Logically that would means the next nominee would be steered to either the number 2 man on McClellan's ticket, the Senator from Ohio, Newton D. Baker or the state's Governor James M. Cox. Baker is the well-spoken protege of Hearst's old Veep Tom Johnson, a Georgist, and a progressive in the Jeffersonian mold. OTL the much talked about stop-FDR candidate at the 1932 DNC, here he's the logical pick for a Democratic convention, as an eloquent orator from a key swing state, who's broadly amendable to the party at large (his support for the LoN which brought him Bill Hearst's ire OTL is presumably a non-issue here). What's stopping him from becoming the runaway front-runner is a historic disinterest in the job, which keeps him from becoming an overwhelming favorite and may lead to him pre-emptively withdrawing in favor of...
Governor James M. Cox, the OTL Democratic nominee in 1920. Fan of labor, progressives, Americanization, and Roosevelt. He shares much the same niche as Newton Baker but has shown greater interest in the Presidency. As a proven vote-getter in the Buckeye state that makes him both an attractive candidate and a broadly amenable figure to the ex-Populists in the Heartland, the Tammanies in the East, and the Progressives in between and out West.
Outside of the two Ohio men, there's the Plains/the Heartland/Flyover country, hater of monopoly, and railroad companies, lovers of farmers, farm subsidies, and price supports.
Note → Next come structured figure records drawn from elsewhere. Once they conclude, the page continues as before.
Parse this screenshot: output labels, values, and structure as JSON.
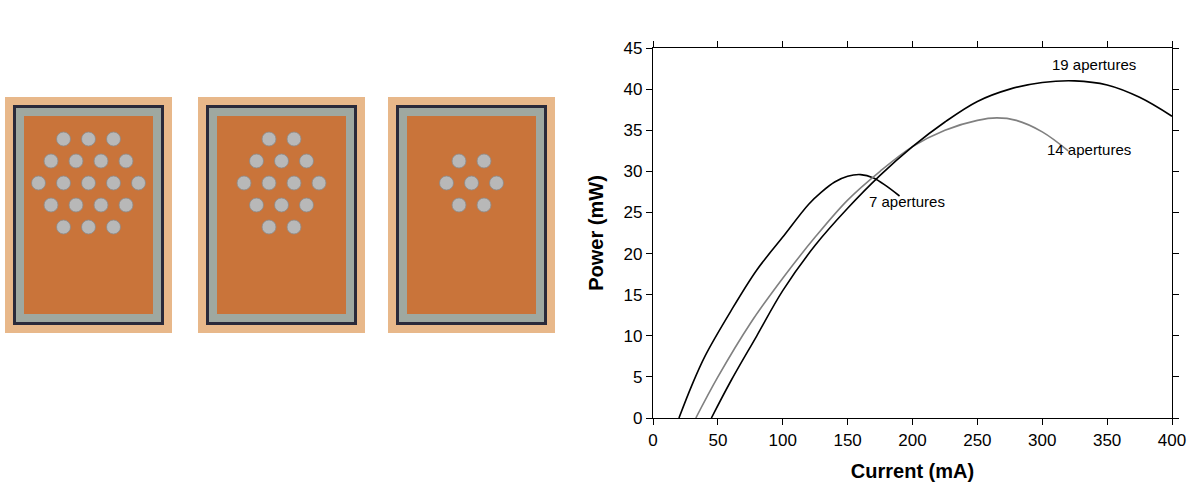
{
  "chart_data": {
    "type": "line",
    "x_label": "Current (mA)",
    "y_label": "Power (mW)",
    "xlim": [
      0,
      400
    ],
    "xticks": [
      0,
      50,
      100,
      150,
      200,
      250,
      300,
      350,
      400
    ],
    "ylim": [
      0,
      45
    ],
    "yticks": [
      0,
      5,
      10,
      15,
      20,
      25,
      30,
      35,
      40,
      45
    ],
    "grid": false,
    "series": [
      {
        "name": "7 apertures",
        "color": "#000000",
        "x": [
          20,
          30,
          40,
          60,
          80,
          100,
          120,
          130,
          140,
          150,
          160,
          170,
          180,
          190
        ],
        "values": [
          0,
          4,
          7.5,
          13,
          18,
          22,
          26,
          27.5,
          28.7,
          29.4,
          29.6,
          29.2,
          28.2,
          27
        ]
      },
      {
        "name": "14 apertures",
        "color": "#808080",
        "x": [
          33,
          50,
          75,
          100,
          125,
          150,
          175,
          200,
          225,
          250,
          265,
          280,
          300,
          320
        ],
        "values": [
          0,
          5,
          11.5,
          17,
          22,
          26.5,
          30,
          33,
          35,
          36.2,
          36.5,
          36.2,
          34.8,
          32.5
        ]
      },
      {
        "name": "19 apertures",
        "color": "#000000",
        "x": [
          45,
          60,
          80,
          100,
          125,
          150,
          175,
          200,
          225,
          250,
          275,
          300,
          325,
          350,
          375,
          400
        ],
        "values": [
          0,
          4.5,
          10,
          15.5,
          21,
          25.5,
          29.5,
          33,
          36,
          38.5,
          40,
          40.8,
          41,
          40.5,
          39,
          36.7
        ]
      }
    ]
  }
}
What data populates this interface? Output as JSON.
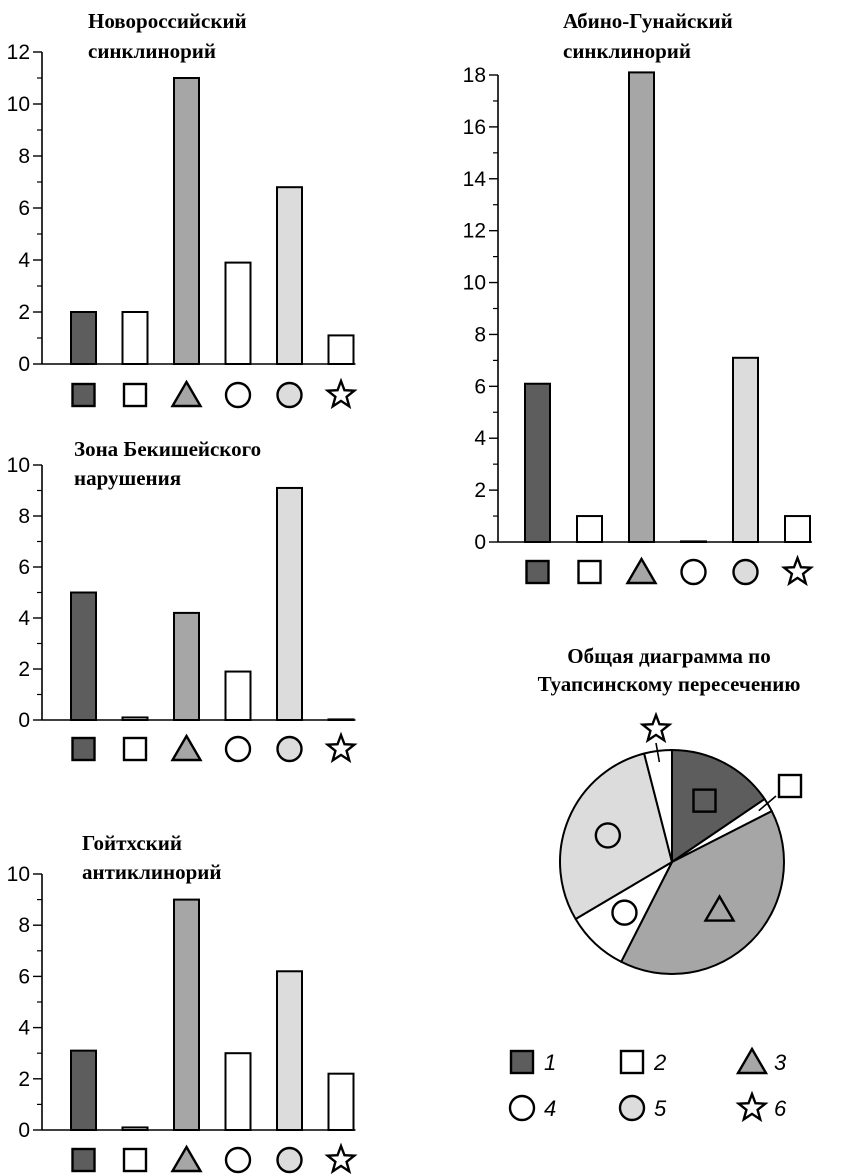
{
  "colors": {
    "c1": "#5d5d5d",
    "c2": "#ffffff",
    "c3": "#a6a6a6",
    "c4": "#ffffff",
    "c5": "#dcdcdc",
    "c6": "#ffffff"
  },
  "legend": {
    "items": [
      {
        "label": "1",
        "icon": "square-dark-icon"
      },
      {
        "label": "2",
        "icon": "square-white-icon"
      },
      {
        "label": "3",
        "icon": "triangle-gray-icon"
      },
      {
        "label": "4",
        "icon": "circle-white-icon"
      },
      {
        "label": "5",
        "icon": "circle-gray-icon"
      },
      {
        "label": "6",
        "icon": "star-icon"
      }
    ]
  },
  "chart_data": [
    {
      "type": "bar",
      "title": "Новороссийский\nсинклинорий",
      "categories": [
        "1",
        "2",
        "3",
        "4",
        "5",
        "6"
      ],
      "values": [
        2,
        2,
        11,
        3.9,
        6.8,
        1.1
      ],
      "yticks": [
        "0",
        "2",
        "4",
        "6",
        "8",
        "10",
        "12"
      ],
      "ylim": [
        0,
        12
      ],
      "grid": false
    },
    {
      "type": "bar",
      "title": "Зона Бекишейского\nнарушения",
      "categories": [
        "1",
        "2",
        "3",
        "4",
        "5",
        "6"
      ],
      "values": [
        5,
        0.1,
        4.2,
        1.9,
        9.1,
        0
      ],
      "yticks": [
        "0",
        "2",
        "4",
        "6",
        "8",
        "10"
      ],
      "ylim": [
        0,
        10
      ],
      "grid": false
    },
    {
      "type": "bar",
      "title": "Гойтхский\nантиклинорий",
      "categories": [
        "1",
        "2",
        "3",
        "4",
        "5",
        "6"
      ],
      "values": [
        3.1,
        0.1,
        9,
        3,
        6.2,
        2.2
      ],
      "yticks": [
        "0",
        "2",
        "4",
        "6",
        "8",
        "10"
      ],
      "ylim": [
        0,
        10
      ],
      "grid": false
    },
    {
      "type": "bar",
      "title": "Абино-Гунайский\nсинклинорий",
      "categories": [
        "1",
        "2",
        "3",
        "4",
        "5",
        "6"
      ],
      "values": [
        6.1,
        1,
        18.1,
        0,
        7.1,
        1
      ],
      "yticks": [
        "0",
        "2",
        "4",
        "6",
        "8",
        "10",
        "12",
        "14",
        "16",
        "18"
      ],
      "ylim": [
        0,
        18
      ],
      "grid": false
    },
    {
      "type": "pie",
      "title": "Общая диаграмма по\nТуапсинскому пересечению",
      "categories": [
        "1",
        "2",
        "3",
        "4",
        "5",
        "6"
      ],
      "values": [
        15.5,
        2,
        40,
        9,
        29.5,
        4
      ]
    }
  ]
}
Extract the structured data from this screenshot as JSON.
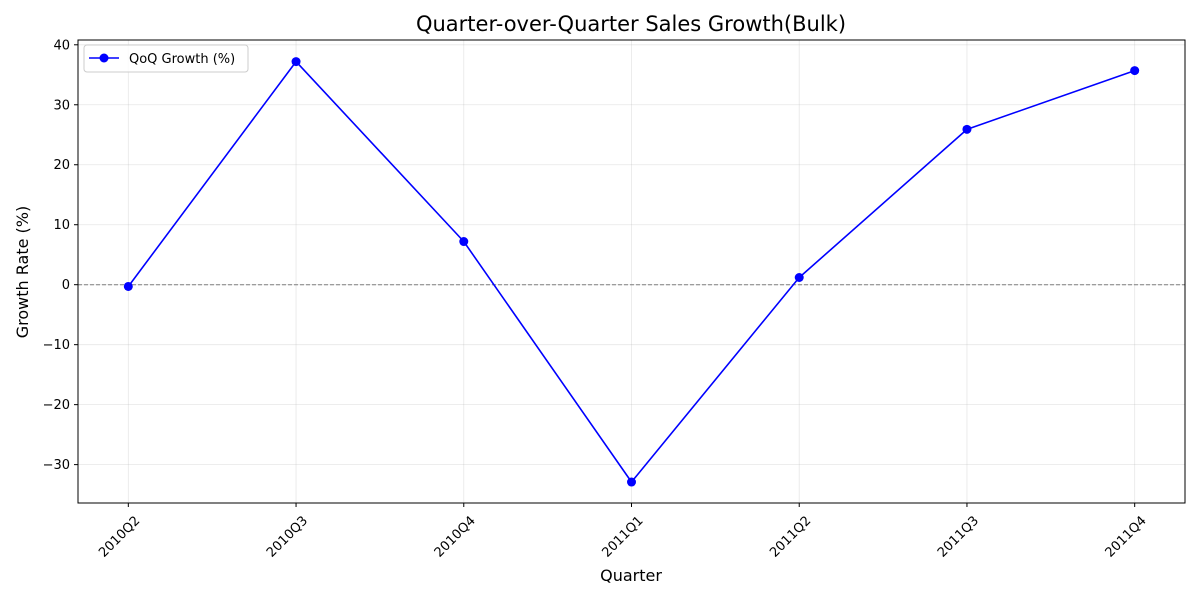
{
  "chart_data": {
    "type": "line",
    "title": "Quarter-over-Quarter Sales Growth(Bulk)",
    "xlabel": "Quarter",
    "ylabel": "Growth Rate (%)",
    "categories": [
      "2010Q2",
      "2010Q3",
      "2010Q4",
      "2011Q1",
      "2011Q2",
      "2011Q3",
      "2011Q4"
    ],
    "series": [
      {
        "name": "QoQ Growth (%)",
        "values": [
          -0.3,
          37.2,
          7.2,
          -32.9,
          1.2,
          25.9,
          35.7
        ],
        "color": "#0000ff"
      }
    ],
    "ylim": [
      -36.4,
      40.8
    ],
    "yticks": [
      -30,
      -20,
      -10,
      0,
      10,
      20,
      30,
      40
    ],
    "ytick_labels": [
      "−30",
      "−20",
      "−10",
      "0",
      "10",
      "20",
      "30",
      "40"
    ],
    "reference_line": {
      "y": 0,
      "style": "dashed",
      "color": "#808080"
    },
    "grid": true,
    "legend_position": "top-left",
    "xtick_rotation": 45
  }
}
Home to the ex-Populists of the Weaver-Bryanite tradition, bad blood from Bryan's role in attempting to usurp the man from the Empire State in 12' and in keeping the White House from Adlai the 1st in 00' likely going to prove as much of an obstacle to one of their candidates winning the nomination as much as their fear of and rivalry with the Tammanies out east.
Gilbert Hitchcock, Senator from Nebraska, and Bryan's old protege is likely to make a go of it, running firmly in the Populist tradition of the Boy Orator, he may be joined by Senator Thomas Walsh, Montana's Catholic Senator, who's ties with Labor, Progressives, and Suffragists, would make him a very attractive candidate if he came from state that could call upon more then 5 electoral votes. Their showing on the balloting will be there, but their path to the nomination is narrow enough without the Democrats from the Empire State distracted by internal feuding.
Champ Clark, is also likely to make a go of it, as Speaker of the House and one of the grand old men in the Democratic Party. Mostly acceptable to all it's wings, he runs into the problem of being 70 when the Democratic National Convention meets to select it's nominee and with a party filled with young blood itching to move forward past the Hearst and Hughes and Root years, I think his political half-life has passed him by.
Otherwise there's probably James Gerard as Tammany's favorite son. New Yorker's have had four bites of the apple, they aren't getting a 5th. Plus a broad smattering of favorite sons, including the Sinophobic Senators from the Pacific, and representatives of the Eastern states which are not the Empire state. Plus one or two men on horseback hoping that a chest full of stars will be a ticket to Lemon Hill and the Square Kilometer.
I'd be surprised if the party's next nominee and by extension the next President comes from outside the Buckeye state, I'd be very surprised if they came from outside the Midwest.